Toyota Motor Corp. has settled a lawsuit brought by relatives of four family members killed in a high-speed crash near San Diego that galvanized attention around safety flaws of Toyotas and led to the recalls of millions of cars, a report published Friday said.

Toyota revealed the settlement in a letter to a Santa Ana Superior Court judge, but the company gave no details about the terms and wants to keep them confidential, the Los Angeles Times said in a story posted on its website.

The Times said Toyota is expected to file motions with the judge disclosing the settlement on Monday. Court filings indicate the two parties reached a settlement in June.

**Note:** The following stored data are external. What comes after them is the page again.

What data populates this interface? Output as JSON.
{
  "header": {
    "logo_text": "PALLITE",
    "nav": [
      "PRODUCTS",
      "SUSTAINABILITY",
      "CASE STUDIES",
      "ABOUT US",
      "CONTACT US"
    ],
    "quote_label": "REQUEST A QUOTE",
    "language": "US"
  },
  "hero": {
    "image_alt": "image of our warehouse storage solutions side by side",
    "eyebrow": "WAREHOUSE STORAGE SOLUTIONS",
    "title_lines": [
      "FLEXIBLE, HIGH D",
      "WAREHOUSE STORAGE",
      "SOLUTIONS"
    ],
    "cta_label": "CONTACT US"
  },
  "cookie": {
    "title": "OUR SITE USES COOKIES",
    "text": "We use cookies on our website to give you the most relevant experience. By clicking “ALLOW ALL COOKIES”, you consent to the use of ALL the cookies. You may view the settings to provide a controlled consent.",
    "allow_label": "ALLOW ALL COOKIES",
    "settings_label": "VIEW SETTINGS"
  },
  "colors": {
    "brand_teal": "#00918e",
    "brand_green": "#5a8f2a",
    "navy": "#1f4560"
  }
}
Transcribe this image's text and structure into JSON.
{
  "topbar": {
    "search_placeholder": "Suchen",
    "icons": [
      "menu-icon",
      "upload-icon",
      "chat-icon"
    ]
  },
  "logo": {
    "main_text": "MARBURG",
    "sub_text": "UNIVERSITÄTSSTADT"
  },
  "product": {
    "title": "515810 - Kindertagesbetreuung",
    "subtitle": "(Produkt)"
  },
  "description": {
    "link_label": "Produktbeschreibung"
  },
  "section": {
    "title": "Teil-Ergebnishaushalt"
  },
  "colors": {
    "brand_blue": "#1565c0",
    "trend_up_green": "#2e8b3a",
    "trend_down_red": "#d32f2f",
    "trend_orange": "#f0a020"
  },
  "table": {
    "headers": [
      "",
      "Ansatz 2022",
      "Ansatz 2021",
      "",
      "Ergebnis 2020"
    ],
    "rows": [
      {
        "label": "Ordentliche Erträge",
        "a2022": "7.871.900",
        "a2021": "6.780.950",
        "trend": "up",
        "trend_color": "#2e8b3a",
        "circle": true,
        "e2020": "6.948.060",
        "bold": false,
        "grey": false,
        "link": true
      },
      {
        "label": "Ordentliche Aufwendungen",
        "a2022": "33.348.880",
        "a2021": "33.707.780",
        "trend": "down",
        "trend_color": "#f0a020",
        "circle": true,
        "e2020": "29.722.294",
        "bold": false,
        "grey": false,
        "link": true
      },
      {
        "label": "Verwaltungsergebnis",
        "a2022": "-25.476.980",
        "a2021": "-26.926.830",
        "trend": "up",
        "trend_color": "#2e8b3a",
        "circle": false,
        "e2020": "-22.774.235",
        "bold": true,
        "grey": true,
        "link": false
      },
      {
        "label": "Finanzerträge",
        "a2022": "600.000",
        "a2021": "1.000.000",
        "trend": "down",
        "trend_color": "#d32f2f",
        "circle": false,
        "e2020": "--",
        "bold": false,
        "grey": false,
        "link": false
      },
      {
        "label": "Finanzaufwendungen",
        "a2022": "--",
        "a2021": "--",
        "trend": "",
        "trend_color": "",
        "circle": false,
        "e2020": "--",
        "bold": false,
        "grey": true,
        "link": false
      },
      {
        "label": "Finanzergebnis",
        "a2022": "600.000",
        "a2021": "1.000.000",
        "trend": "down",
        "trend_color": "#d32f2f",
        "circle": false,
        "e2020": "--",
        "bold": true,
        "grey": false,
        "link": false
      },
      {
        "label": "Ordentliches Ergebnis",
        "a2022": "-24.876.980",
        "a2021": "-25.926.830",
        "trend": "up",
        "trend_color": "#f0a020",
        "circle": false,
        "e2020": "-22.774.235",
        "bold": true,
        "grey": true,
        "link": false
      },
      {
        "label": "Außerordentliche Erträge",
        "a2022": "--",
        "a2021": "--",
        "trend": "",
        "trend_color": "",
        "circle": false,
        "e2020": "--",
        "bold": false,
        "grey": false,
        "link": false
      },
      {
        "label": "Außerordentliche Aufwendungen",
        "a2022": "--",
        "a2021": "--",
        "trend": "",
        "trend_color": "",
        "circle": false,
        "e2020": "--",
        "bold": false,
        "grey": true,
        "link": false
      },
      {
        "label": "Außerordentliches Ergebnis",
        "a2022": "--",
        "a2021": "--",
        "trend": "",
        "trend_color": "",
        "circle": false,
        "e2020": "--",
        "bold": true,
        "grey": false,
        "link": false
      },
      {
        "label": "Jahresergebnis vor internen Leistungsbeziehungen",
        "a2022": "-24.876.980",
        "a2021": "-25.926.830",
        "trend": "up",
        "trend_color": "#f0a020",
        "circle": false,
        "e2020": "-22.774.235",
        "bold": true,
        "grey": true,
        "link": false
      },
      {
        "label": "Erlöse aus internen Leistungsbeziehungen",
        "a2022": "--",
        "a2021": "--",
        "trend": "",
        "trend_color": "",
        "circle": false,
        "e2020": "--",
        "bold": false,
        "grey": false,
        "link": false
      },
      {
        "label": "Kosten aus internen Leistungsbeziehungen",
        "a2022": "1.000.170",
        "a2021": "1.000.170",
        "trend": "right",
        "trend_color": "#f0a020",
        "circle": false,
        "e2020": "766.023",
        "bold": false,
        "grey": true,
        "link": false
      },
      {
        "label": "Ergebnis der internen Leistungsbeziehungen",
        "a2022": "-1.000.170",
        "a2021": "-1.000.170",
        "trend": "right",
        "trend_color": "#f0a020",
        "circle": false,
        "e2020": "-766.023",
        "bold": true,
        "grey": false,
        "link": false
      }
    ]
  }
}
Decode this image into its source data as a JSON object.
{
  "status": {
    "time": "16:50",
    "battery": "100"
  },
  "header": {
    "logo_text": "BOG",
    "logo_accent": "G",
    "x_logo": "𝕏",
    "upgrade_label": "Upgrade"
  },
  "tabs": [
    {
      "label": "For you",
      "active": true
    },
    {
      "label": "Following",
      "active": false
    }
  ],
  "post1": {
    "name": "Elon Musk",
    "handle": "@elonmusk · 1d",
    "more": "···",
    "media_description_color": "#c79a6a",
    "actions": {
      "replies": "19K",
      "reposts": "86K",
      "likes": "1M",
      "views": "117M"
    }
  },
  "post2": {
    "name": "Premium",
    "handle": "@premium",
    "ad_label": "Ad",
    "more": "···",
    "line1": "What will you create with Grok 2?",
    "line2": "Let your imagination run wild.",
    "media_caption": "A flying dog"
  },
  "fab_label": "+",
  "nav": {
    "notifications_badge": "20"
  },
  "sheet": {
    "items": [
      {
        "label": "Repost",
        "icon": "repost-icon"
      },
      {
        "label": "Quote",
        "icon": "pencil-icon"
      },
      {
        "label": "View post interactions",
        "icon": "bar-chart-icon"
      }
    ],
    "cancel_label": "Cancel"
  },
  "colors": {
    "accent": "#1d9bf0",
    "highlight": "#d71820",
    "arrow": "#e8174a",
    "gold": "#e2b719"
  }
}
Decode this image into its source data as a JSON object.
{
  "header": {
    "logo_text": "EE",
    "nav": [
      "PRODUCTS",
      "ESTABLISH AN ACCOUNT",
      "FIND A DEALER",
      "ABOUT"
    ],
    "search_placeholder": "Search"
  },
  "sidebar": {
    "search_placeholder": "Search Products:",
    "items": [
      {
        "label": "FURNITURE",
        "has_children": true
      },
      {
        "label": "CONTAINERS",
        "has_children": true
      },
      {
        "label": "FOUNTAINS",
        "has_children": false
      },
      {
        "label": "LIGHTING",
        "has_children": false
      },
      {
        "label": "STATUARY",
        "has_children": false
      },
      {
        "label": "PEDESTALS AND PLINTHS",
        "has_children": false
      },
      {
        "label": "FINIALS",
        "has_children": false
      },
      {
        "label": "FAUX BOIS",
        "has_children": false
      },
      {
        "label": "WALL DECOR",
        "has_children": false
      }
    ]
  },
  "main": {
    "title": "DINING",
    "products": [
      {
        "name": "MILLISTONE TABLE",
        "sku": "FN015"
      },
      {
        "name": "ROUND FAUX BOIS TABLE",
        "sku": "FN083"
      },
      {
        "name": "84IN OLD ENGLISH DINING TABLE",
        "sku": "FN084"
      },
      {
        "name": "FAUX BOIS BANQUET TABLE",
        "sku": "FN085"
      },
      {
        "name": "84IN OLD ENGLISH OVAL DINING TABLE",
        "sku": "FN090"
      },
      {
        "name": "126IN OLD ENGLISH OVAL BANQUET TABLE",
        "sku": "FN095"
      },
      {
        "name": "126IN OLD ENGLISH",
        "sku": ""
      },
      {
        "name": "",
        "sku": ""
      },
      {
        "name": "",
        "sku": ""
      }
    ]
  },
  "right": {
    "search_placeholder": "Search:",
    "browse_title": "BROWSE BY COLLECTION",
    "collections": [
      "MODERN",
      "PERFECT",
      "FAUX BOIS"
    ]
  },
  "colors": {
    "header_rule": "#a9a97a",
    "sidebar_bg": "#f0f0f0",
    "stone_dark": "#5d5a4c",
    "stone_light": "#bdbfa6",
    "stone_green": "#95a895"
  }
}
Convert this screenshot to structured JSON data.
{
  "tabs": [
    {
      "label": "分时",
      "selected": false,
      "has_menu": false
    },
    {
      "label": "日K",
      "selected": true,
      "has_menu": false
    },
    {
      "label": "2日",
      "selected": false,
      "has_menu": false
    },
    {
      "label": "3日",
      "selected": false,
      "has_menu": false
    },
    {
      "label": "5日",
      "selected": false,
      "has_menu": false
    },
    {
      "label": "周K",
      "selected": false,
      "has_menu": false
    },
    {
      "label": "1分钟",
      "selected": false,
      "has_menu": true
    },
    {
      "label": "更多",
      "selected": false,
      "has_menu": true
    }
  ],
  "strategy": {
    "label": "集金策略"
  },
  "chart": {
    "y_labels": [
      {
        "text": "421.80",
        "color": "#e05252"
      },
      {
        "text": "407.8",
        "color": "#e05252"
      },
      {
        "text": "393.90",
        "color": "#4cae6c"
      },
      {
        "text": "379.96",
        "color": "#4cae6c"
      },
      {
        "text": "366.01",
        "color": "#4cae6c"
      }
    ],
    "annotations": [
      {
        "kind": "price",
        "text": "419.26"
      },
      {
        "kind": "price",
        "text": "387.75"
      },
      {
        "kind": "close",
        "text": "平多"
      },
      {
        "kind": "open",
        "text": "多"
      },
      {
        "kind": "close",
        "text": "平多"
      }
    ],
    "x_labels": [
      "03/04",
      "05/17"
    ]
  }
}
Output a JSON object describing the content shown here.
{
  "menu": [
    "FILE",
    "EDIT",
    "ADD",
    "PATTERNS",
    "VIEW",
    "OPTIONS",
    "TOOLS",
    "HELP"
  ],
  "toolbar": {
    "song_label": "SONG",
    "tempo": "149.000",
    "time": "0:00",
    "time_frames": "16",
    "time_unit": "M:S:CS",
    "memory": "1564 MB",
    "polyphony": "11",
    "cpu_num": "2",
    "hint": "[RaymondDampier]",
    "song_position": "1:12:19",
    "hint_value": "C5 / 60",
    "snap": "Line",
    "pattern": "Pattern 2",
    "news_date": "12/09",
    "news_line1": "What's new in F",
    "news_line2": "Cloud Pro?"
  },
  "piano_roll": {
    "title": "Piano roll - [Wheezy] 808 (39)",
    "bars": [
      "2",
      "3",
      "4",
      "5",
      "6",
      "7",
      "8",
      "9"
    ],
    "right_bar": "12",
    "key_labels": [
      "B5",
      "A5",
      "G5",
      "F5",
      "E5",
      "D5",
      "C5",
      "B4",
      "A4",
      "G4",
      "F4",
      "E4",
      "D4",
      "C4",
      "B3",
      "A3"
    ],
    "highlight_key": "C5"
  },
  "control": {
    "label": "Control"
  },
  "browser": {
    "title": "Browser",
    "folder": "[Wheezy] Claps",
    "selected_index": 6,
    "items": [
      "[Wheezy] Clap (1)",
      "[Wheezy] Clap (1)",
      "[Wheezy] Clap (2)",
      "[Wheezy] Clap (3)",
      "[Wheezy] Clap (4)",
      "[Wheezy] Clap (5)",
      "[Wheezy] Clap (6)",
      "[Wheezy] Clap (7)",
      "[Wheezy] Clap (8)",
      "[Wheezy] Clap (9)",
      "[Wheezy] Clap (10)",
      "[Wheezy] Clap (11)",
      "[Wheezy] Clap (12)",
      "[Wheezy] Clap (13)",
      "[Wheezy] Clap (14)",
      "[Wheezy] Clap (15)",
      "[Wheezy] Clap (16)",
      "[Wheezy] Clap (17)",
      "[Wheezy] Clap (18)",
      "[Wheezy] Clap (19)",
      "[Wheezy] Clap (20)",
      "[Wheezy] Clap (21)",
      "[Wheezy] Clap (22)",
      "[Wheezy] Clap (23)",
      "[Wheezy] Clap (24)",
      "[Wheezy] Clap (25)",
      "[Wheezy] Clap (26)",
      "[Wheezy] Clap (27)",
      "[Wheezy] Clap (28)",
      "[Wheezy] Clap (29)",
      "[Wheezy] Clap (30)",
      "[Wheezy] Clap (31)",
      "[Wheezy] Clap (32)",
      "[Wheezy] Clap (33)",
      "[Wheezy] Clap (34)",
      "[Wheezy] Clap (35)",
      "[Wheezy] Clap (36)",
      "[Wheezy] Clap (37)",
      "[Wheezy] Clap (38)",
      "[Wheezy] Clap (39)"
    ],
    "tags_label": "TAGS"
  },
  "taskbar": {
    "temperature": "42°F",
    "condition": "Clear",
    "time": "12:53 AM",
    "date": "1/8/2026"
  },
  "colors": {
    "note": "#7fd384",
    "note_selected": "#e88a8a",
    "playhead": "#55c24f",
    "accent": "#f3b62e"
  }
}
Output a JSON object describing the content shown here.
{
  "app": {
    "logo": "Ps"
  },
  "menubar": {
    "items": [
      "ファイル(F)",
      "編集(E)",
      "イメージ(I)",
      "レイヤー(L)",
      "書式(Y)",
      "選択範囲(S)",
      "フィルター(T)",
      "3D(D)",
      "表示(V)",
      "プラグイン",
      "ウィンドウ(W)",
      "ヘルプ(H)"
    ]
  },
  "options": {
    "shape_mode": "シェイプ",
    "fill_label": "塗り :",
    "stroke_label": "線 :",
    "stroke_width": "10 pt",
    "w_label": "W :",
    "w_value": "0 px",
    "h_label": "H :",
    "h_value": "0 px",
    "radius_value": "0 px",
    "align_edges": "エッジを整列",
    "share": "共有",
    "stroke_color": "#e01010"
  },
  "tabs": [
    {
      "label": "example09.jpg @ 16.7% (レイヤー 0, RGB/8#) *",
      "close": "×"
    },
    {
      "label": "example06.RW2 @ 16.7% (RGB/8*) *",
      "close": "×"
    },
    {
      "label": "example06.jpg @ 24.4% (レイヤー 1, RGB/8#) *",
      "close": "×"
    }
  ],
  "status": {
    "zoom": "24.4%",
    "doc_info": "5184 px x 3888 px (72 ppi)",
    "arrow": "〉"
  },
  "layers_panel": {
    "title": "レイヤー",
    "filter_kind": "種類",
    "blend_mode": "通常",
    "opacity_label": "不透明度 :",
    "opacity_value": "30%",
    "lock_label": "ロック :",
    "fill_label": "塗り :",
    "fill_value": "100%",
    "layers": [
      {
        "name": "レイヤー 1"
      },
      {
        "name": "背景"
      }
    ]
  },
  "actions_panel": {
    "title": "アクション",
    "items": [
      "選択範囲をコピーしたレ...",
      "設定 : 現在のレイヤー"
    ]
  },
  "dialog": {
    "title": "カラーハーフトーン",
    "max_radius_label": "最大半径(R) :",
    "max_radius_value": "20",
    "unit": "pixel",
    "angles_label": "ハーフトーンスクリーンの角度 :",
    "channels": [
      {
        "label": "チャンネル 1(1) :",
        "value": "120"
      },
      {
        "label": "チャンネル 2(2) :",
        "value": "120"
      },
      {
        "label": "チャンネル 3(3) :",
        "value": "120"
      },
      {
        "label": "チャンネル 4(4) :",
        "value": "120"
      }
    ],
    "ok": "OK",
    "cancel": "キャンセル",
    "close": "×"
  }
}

Tim Pestotnik, an attorney for the plaintiffs including the parents of the three adult victims, declined comment when reached by the Times.

The settlement left out one co-defendant - Bob Baker Lexus, the dealer that loaned the family the car.

“Toyota has sought to protect only its own interests. They decided to cut out their own dealer,” Larry Willis, attorney for Bob Baker Lexus, told the Times. Mr. Willis said the lawsuit against the dealer had not been dropped.

California Highway Patrol officer Mark Saylor, 45, had borrowed the Toyota-made sedan from the dealer in August 2009.

He was killed along with his wife, Cleofe, 45, their daughter Mahala, 13, and Cleofe’s brother Chris Lastrella, 39, as they drove on a freeway in suburban San Diego on Aug. 28. Their car reached speeds of more than 120 mph (193 kph), hit a sport utility vehicle, launched off an embankment, rolled several times and burst into flames.

Investigators found that a wrong-sized floor mat that trapped the accelerator caused the crash.

An emergency call captured Lastrella telling the others to pray before the car launched off the embankment.

Shortly after the crash, Toyota recalled millions of cars to replace floor mats that it said could cause the accelerator to jam. The carmaker later recalled millions more vehicles to replace gas pedals that it said could stick.

The case was considered the strongest of hundreds of lawsuits over claims stemming from sudden acceleration in several Toyota models, and brake glitches with the company’s Prius hybrid.

On Tuesday the automaker moved to dismiss the federal lawsuits that have been consolidated under a judge in Santa Ana.

“Until they got rid of this case, it was going to be something everyone pointed at Toyota for,” said Don Slavik, an attorney in several of the other lawsuits.